The second parable is about the mustard seed which is very tiny. You plant this very tiny seed, and surprise! – it grows into a large tree, large enough for birds to build nests in and shade themselves. And the kingdom of God is just like that, Jesus says.
So what does this tell us about the kingdom of heaven? Well, the kingdom is a place for living, for shade, for rest. And to get there, all we have to do is plant just a little seed in people’s minds. And again, we can let God’s grace do the rest. Jesus’ preaching is so often directed at what he calls the kingdom of heaven or the kingdom of God.

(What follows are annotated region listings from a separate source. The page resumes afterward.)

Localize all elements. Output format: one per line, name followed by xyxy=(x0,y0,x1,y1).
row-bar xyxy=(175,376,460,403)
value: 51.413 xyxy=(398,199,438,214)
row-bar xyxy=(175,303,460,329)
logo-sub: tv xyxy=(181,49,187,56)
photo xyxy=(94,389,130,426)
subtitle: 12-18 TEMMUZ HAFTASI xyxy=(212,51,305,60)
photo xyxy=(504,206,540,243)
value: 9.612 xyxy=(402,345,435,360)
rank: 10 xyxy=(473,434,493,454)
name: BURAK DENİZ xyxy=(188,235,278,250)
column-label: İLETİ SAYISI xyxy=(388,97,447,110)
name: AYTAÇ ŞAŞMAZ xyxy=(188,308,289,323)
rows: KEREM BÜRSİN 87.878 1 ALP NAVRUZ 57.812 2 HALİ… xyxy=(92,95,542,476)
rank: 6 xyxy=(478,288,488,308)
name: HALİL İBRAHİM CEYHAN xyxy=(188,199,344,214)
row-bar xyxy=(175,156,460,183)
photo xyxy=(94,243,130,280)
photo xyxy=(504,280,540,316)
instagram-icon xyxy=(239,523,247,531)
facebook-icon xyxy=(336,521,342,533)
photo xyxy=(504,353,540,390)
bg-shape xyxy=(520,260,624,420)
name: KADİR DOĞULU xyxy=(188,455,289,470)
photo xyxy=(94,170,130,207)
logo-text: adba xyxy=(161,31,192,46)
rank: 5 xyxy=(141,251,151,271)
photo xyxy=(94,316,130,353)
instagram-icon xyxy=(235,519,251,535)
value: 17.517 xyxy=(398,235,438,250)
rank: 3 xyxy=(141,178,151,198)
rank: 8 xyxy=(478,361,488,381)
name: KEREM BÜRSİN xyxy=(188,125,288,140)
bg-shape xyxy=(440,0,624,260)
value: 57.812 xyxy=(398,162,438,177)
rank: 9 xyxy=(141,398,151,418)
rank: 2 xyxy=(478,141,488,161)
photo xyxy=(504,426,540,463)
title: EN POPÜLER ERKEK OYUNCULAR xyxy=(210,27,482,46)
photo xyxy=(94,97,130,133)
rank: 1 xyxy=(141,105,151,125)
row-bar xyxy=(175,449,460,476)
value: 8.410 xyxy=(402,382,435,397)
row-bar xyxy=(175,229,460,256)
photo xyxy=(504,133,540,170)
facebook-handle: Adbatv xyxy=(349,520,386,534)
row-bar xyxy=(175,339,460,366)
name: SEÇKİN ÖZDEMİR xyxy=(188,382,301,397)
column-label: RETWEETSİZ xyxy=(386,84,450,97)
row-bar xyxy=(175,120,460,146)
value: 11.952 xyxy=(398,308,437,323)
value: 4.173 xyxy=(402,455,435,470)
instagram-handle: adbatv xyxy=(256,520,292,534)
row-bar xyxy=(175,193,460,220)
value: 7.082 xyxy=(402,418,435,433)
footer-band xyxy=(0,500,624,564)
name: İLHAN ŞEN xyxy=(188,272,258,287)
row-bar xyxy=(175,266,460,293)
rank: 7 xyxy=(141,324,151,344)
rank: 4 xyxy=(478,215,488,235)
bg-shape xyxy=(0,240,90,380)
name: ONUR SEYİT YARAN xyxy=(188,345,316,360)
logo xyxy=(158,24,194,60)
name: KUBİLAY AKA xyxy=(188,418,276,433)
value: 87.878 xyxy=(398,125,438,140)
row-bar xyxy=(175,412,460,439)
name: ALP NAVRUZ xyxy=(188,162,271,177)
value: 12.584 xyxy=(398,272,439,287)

So once again, let us remind ourselves that this kingdom is a process whereby we gradually begin to see God taking back control of everything and the world changing to a place of peace, serenity and love of God and each other.
So let’s thank God for the seed of the kingdom, and pray that we would be more patient as wait in ‘joyful hope for the coming of our Saviour’ and for the fulfilment of God’s kingdom. Amen.